Priests, nuns required to stump up for club membership

Chris Johnson August 21, 2012

Priests will have to pay and nuns will have to get in the habit, too, if they want to remain members of their local Southern Cross Club.

The Canberra Southern Cross Club is outraged it is being forced to charge its so-called ''religious members'' an annual membership fee, even though ministers have been exempted from coughing up since the club's establishment in the 1970s. The Southern Cross Club has six branches across the ACT, including the Yacht Club in Yarralumla, and has long given nuns and priests honorary memberships.

All up, the club has about 85,000 members, with about 80 of them being religious members.

Its membership guidelines stipulate that religious members are free from the $5 annual fee and to qualify they must be ''any priest, brother, nun, minister or spouse or full-time student of a recognised religion''.

The rules further state that: ''A person who qualifies for and elects to be in this category is not eligible to be an officer or director of the club and is not entitled to vote.'' Those might be the club's rules, but the law of the land has a different view.

ACT legislation requires that every member of a club that is licensed for gaming must pay a membership fee unless they have been given a life membership.

The Southern Cross Club hasn't been adhering to this requirement.

When this was brought to the attention of the ACT Gambling and Racing Commission recently, it acted to pull the club into line.

The commission's chief executive Greg Jones told The Canberra Times yesterday that it was a simple matter of the club having to obey the law. ''Every member of a club in the ACT needs to pay a fee unless they are a life member,'' he said.
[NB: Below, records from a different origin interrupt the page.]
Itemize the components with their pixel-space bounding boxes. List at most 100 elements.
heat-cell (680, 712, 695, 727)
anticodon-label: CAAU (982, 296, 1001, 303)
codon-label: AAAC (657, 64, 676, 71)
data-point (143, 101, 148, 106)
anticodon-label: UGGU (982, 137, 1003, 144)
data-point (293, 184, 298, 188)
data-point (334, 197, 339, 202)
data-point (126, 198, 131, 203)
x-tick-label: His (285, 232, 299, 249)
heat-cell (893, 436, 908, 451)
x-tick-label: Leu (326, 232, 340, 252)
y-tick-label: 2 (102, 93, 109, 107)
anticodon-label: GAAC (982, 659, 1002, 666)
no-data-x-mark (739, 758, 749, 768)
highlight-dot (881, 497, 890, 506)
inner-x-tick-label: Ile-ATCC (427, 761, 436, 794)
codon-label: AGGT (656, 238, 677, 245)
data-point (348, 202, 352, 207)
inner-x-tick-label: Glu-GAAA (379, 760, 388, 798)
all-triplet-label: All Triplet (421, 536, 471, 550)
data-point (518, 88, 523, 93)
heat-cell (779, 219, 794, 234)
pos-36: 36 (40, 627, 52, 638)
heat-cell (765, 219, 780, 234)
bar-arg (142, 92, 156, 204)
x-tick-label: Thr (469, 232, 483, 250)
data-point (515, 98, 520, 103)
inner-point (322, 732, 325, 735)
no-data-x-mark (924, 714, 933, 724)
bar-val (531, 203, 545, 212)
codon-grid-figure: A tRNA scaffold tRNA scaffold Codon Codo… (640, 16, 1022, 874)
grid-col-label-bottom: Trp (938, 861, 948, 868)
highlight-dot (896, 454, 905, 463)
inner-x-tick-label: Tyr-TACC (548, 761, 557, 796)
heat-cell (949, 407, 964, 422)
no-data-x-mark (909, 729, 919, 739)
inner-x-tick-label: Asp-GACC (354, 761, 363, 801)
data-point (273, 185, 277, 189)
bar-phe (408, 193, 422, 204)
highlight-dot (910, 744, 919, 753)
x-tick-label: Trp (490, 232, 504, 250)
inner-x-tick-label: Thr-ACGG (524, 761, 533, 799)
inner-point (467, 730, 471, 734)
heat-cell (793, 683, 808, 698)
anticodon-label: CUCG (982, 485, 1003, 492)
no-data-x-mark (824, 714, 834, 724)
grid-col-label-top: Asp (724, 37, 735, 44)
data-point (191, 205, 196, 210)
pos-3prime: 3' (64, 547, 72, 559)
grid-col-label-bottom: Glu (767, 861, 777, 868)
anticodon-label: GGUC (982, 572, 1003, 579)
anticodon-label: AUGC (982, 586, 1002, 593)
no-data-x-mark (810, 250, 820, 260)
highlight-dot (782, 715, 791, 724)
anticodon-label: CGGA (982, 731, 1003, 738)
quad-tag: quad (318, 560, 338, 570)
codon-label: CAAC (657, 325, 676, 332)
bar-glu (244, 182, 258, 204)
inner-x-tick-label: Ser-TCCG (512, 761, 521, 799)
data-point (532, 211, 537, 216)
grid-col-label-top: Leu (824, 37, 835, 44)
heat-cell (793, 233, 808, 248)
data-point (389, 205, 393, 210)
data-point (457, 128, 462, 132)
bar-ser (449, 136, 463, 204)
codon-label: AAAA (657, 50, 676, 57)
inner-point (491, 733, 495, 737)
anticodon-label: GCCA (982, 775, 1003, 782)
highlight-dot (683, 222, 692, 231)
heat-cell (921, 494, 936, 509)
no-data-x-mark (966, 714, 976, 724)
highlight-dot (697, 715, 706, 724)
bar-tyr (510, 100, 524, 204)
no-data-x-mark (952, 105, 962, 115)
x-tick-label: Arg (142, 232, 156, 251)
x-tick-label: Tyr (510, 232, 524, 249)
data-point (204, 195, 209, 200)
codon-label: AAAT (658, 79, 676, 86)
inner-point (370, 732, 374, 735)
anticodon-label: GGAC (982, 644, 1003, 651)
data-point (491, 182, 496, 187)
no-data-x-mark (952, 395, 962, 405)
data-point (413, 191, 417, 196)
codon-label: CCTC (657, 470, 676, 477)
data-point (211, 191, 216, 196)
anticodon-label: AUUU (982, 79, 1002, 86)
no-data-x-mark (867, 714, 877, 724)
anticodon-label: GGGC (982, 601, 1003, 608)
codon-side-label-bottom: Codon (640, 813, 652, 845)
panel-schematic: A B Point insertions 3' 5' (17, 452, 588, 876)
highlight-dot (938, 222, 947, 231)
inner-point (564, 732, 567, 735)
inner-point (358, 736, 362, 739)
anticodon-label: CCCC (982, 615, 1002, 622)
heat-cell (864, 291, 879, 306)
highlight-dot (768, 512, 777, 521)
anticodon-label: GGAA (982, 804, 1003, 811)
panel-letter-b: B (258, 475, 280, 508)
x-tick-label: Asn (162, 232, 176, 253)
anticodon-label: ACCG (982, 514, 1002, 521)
''It is about being consistent with the legislative requirement that has been in place for 15 or 20 years now.'' The Canberra Times understands that Gaming Minister Joy Burch is not too happy that the matter is being pursued and that thousands of dollars have been spent on legal advice.
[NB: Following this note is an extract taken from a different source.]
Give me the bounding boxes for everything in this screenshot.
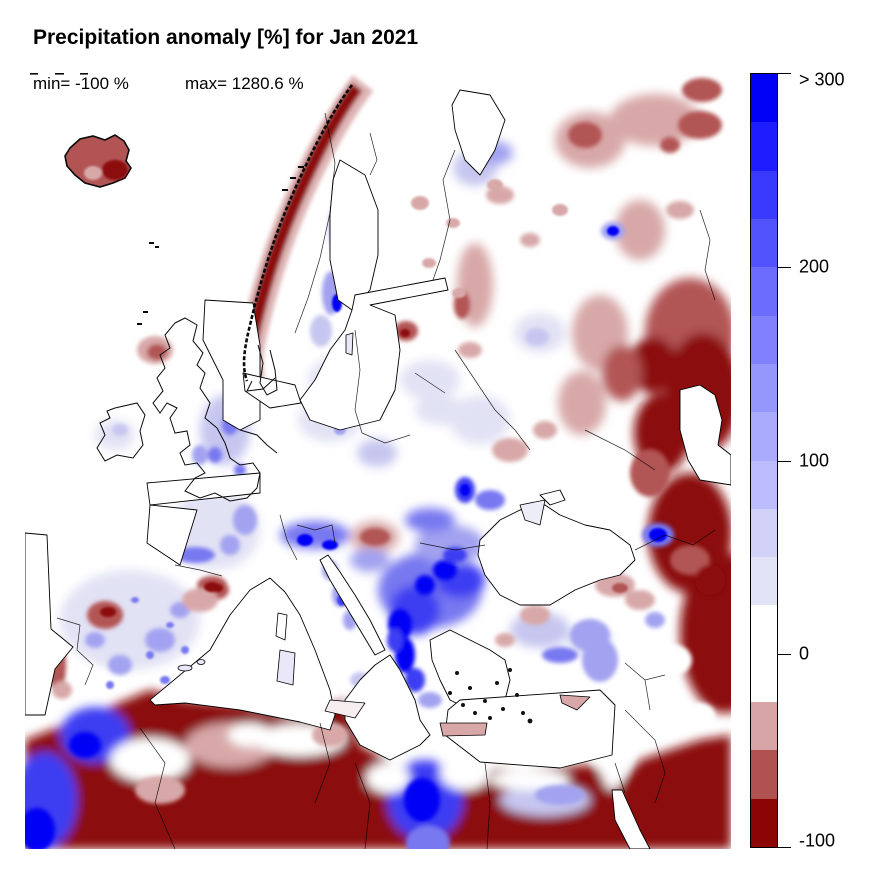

But there is little the minister can do about it. A spokesman for her kept to the official line when asked yesterday. ''There is a longstanding requirement under the Gaming Machine Act that membership of all licensed clubs (clubs licensed for gaming machines) must pay a membership fee, or be life members,'' the spokesman said.

Officials from the commission have been working with the club to find a solution that minimises the impact on the club and its members without the need for legislative change.

The club's chief executive officer, Greg Mitchell, did not return calls yesterday, but other club sources confirmed there is a lot of anger about the situation.